Kimbá jogou água e sabão no chão esfregando violentamente a sujeira como se estivesse com raiva. Estava mesmo. Estava cansado do dia a dia no supermercado e da noite a noite com Beth e o amigo. Não aguentava mais. Ou era o amigo ou era Beth. Eles lhe dariam tudo, caso ele quisesse. Tanto um como o outro já lhe haviam feito a proposta, para que ele deixasse de trabalhar e fosse morar em casas deles. Era tentador. Deixar a favela. Deixar a miséria. Deixar a família. 

Kimbá estava gostando de Beth. Tinha vergonha desse sentimento. Não sabia como ajeitar a mulher dentro e fora do peito. Não poderia dizer para ninguém, muito menos para Gustavo. O amigo levava tudo na brincadeira. Até a amizade dos dois parecia uma brincadeira. Não seria ele que iria estragar tudo dizendo que estava gostando da moça. Havia o pior ainda. Ela era de um mundo que diziam não ser o dele. Gustavo também era das "altas", como dizia ele próprio às vezes, quando se referia às desavenças que tinha com os pais. Ele não podia esquecer isso. Tinha de transar no meio dos dois e ter cuidado, muito cuidado.
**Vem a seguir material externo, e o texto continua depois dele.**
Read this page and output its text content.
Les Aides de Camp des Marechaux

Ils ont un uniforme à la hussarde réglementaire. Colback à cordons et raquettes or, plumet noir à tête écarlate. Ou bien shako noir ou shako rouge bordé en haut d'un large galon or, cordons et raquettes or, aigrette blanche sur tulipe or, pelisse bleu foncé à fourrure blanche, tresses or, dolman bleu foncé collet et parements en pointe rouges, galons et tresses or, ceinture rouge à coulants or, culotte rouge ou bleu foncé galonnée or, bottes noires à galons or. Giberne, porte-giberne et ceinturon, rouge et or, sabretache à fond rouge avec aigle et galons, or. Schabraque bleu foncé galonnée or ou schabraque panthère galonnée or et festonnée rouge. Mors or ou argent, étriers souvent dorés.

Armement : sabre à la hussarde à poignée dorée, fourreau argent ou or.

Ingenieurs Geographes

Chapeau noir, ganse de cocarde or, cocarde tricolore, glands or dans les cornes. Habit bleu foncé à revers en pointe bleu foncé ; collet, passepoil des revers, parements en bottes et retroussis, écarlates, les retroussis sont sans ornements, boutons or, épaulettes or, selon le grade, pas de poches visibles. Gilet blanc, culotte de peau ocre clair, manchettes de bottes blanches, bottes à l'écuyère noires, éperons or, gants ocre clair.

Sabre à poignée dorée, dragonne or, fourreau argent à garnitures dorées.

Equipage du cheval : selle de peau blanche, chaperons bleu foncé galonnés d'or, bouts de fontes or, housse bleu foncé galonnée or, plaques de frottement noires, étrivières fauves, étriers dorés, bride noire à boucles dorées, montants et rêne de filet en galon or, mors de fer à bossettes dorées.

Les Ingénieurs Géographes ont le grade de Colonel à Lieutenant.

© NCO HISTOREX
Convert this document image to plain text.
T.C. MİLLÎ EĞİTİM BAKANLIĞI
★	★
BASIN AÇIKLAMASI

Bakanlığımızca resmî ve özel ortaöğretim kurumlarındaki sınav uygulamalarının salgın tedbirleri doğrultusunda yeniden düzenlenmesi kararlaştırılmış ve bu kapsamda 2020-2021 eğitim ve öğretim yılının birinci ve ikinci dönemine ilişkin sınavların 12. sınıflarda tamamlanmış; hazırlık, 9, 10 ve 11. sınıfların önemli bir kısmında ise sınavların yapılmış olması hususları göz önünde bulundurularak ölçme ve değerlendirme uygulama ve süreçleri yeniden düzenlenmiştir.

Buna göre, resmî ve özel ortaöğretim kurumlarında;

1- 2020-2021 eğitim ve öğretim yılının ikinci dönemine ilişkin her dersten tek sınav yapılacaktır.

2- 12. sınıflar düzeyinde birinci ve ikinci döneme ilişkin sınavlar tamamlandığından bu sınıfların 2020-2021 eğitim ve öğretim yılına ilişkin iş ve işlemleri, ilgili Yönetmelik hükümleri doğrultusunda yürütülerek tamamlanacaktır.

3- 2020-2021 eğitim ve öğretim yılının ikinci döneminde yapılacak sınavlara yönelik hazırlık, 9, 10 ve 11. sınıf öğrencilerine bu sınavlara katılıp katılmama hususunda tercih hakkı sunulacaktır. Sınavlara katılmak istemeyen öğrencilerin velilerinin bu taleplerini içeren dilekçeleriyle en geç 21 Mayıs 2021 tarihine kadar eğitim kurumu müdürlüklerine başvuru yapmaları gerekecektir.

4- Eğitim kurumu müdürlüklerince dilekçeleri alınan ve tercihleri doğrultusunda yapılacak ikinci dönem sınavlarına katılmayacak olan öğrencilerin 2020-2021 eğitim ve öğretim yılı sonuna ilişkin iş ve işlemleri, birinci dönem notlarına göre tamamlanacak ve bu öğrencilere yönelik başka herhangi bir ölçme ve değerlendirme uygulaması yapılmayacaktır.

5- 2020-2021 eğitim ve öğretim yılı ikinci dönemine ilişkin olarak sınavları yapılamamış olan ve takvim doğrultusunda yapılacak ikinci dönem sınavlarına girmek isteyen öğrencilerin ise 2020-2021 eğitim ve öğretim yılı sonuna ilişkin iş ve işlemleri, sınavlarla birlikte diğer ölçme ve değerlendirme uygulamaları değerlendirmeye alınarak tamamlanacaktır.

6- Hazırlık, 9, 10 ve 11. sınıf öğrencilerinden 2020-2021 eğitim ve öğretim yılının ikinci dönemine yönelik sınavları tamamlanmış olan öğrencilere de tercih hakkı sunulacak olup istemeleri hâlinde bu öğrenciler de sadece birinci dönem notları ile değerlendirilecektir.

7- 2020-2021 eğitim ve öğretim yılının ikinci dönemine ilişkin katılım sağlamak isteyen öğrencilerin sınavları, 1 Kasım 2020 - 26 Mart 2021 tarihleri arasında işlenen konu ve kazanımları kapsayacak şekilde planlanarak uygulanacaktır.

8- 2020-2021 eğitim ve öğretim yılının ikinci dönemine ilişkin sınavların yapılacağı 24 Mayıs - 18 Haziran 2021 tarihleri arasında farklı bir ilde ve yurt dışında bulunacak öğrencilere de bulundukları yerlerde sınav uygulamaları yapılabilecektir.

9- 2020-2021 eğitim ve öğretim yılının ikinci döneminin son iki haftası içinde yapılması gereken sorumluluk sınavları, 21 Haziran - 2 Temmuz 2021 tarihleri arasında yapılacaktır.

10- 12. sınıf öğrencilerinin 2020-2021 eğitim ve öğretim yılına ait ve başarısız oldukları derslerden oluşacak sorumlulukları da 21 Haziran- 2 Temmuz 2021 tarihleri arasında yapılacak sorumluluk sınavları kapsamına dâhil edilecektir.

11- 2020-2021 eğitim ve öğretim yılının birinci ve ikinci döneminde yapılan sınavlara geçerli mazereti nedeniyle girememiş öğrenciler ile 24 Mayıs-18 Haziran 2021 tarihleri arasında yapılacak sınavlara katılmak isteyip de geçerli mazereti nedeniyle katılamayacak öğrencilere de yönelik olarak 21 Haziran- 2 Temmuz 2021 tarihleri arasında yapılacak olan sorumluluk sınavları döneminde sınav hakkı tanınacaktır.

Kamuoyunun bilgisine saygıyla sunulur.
O amigo de Kimbá tinha certeza de que o homem não era seu. Sabia dele com Beth. Kimbá ficava com ele por amizade ou interesse talvez. Sabia que, se ele tivesse de fazer uma escolha, optaria pela mulher. Sentiu um misto de ciúmes e mágoa. Afinal tinha sido ele que havia apresentado Kimbá para a amiga. Sabia também que não era justo ficar magoado com ela e com Kimbá muito menos. Nenhum dos três tinha previsto sentimentos que pudessem mudar a situação. E agora o que fazer? Que rumos tomar ou dar àquilo tudo? Como falar com Kimbá? 

Kimbá caminhava firme em direção à casa de Beth. Sabia que ela e Gustavo esperavam por ele. Tinham combinado tudo na noite anterior. Tinham colocado o dedo na ferida. Beth estava apaixonada por ele. Ele estava apaixonado por Beth. O amigo estava apaixonado por ele. Estavam tentando viver. Beth tinha dinheiro. O amigo, dinheiro e fama. Kimbá, a noite e o dia. A decisão seria, portanto, de Kimbá, que não tinha nada a perder. Só a vida. Era só ele querer. Já que não estava dando para viver, por que não procurar a morte? Seria fácil. Primeiro Beth, depois o amigo e em seguida ele. A morte selaria o pacto de amor entre eles. A morte pelo amor dos três.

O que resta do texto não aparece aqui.